Connecting Young Entrepreneurs with Training and Investment
With the support of the government in terms of activities such as technology base commercialization, the performance of the Korea University Holdings has drawn much attention. This year, the company was selected for the University Startup Fund Development Project supported by the Ministry of Education and the Korea Venture Investment Corporation, and as the bio-specialized operating company of TIPS in Korea (Tech Incubator Program for Startups, Korea), which is a technology startup platform that intensively fosters promising future startup technologies. As a result, it is now possible to discover new firms which will develop technologies that can lead the world market, and in this way a new driving force behind startup support activities has been created. The KU holdings will utilize this opportunity to identify six initial startup companies and invest seed money of thirty million won in each.
In addition, the ‘Startup Institute’ within the Business School, the first of its kind in Korea, is running a program that discovers outstanding student-entrepreneurs and supports them in the development of their startups. The Startup Institute selects companies to which it grants occupancy each semester through ‘Startup Express’, which is a competitive startup exhibition. To each of the companies that are selected after a cutthroat competition, with the odds of selection at ten to one, the Institute provides operating expenses of up to five million won, a startup training space in the Iljin Center for Startup Incubation on the second floor of the Business School, and an education program run by the Seung Myung-Ho Center for Entrepreneurship Education for Young Adult Entrepreneurs, through which prospective entrepreneurs can obtain practical support. Also, ‘CHOO CHOO DAY’ is hosted twice a year, at which students can introduce fully-formed business models to interested investors such as Accelerators, Angel Investors, and Venture Capitalists, who support startups in making the leap to the next level.

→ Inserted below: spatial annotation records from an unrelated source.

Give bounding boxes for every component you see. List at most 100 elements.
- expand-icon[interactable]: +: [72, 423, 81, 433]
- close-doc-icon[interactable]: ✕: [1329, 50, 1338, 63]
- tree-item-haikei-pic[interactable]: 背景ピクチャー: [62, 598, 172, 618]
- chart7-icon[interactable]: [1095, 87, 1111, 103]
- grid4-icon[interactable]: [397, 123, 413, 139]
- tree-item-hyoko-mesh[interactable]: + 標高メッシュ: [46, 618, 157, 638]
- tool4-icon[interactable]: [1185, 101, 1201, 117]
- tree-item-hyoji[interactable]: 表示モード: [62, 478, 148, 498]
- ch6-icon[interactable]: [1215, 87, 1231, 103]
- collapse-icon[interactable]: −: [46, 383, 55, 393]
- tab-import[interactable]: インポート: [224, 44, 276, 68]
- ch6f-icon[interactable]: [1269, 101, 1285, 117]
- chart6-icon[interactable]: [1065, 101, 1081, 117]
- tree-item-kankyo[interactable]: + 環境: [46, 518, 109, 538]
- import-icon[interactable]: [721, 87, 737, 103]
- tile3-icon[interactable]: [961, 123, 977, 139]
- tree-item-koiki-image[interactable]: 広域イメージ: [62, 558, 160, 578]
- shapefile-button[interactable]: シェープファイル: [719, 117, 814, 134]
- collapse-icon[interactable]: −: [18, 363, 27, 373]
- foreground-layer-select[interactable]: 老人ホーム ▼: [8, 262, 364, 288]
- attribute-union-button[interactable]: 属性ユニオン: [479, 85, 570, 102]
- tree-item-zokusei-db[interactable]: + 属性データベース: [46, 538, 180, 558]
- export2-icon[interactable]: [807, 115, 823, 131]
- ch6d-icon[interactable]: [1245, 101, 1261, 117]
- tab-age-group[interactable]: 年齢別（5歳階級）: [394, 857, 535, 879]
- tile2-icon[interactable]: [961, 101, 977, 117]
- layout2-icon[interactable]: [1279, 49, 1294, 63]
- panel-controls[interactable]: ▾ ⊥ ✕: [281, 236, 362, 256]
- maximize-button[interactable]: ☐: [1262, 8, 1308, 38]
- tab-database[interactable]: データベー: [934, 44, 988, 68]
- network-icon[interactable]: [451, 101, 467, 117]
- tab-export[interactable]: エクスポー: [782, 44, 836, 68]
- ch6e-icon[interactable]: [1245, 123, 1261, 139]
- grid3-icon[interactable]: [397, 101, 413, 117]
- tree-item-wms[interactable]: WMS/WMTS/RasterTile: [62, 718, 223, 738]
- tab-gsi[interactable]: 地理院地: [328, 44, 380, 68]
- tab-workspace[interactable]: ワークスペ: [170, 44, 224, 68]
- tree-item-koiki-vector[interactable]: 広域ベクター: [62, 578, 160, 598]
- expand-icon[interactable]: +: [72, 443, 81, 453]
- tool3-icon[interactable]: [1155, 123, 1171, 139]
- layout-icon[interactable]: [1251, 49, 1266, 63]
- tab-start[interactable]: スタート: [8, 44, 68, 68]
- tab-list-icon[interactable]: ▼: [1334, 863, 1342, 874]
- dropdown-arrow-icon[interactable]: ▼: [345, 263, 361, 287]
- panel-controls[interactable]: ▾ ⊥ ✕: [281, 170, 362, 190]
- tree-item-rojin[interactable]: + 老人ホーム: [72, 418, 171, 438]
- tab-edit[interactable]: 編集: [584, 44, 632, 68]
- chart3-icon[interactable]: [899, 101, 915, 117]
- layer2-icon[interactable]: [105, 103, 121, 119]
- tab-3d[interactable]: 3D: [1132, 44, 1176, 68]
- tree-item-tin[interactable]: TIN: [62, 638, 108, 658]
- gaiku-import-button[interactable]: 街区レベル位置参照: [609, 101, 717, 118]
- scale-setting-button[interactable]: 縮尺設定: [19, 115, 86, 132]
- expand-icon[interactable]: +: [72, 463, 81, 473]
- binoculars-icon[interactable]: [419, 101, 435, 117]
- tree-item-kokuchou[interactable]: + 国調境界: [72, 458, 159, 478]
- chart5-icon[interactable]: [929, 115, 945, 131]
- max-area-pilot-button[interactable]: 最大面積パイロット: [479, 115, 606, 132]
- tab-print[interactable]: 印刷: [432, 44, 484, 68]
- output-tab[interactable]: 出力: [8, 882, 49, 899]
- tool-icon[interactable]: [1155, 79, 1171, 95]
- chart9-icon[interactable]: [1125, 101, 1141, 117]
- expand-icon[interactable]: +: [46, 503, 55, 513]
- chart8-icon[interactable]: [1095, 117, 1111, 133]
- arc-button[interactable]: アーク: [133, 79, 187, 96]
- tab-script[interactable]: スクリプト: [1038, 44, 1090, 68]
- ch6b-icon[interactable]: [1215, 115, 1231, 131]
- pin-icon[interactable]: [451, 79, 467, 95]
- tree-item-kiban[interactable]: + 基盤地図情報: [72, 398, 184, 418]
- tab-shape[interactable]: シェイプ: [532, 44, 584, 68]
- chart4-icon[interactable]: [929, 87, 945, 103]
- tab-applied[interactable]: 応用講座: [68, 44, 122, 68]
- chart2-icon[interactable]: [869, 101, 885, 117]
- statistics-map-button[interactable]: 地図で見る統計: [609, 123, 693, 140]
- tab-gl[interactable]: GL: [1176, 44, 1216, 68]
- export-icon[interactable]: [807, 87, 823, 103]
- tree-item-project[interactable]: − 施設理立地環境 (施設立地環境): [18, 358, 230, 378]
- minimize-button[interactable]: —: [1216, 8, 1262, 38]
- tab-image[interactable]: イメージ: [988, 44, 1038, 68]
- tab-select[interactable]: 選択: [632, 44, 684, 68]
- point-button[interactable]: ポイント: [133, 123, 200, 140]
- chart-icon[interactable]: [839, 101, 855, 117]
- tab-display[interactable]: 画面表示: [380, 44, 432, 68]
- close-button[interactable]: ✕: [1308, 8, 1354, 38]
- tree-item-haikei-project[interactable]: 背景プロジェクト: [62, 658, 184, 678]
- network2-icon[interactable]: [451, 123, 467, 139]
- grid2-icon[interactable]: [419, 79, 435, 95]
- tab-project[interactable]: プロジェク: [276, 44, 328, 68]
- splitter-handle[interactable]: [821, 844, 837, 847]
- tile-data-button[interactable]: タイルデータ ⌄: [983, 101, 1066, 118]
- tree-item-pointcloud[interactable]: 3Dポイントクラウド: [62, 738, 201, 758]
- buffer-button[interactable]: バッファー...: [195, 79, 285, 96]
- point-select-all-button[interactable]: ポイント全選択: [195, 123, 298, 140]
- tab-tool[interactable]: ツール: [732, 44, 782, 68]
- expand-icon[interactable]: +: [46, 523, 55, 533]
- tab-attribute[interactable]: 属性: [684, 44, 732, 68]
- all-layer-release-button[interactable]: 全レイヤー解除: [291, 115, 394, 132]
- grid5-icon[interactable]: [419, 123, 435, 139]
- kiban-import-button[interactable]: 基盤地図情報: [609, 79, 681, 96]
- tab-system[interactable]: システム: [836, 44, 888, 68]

In addition to startup research, ‘π-Ville’, the KU village or mini-campus for pioneering entrepreneurs and others, provides space not only to startups, but also to students who want to create new knowledge in various areas such as culture, art and performance, or to participate in volunteer activities, so that they learn the skills necessary for pioneering activities. Professors at KU as well as entrepreneurs and businesspeople from various fields are invited to provide mentoring programs, and consultations regarding investment, patents, accounting, and law is also provided in order to reduce the difficulties that young entrepreneurs often encounter in the early stages of a startup. Moreover, the Crimson Start-up Support Foundation is continuing its efforts to expand the startup culture among KU students by frequently hosting startup courses such as Campus CEO, and holding special lectures on actual startups, startup brownbag meetings, startup competitions. It also provides production support for trial products, and startup mentoring services. Also, various startup-related services, such as the Start-up Leader Program, support for startup discovery, and training for the companies selected for occupancy, are being run.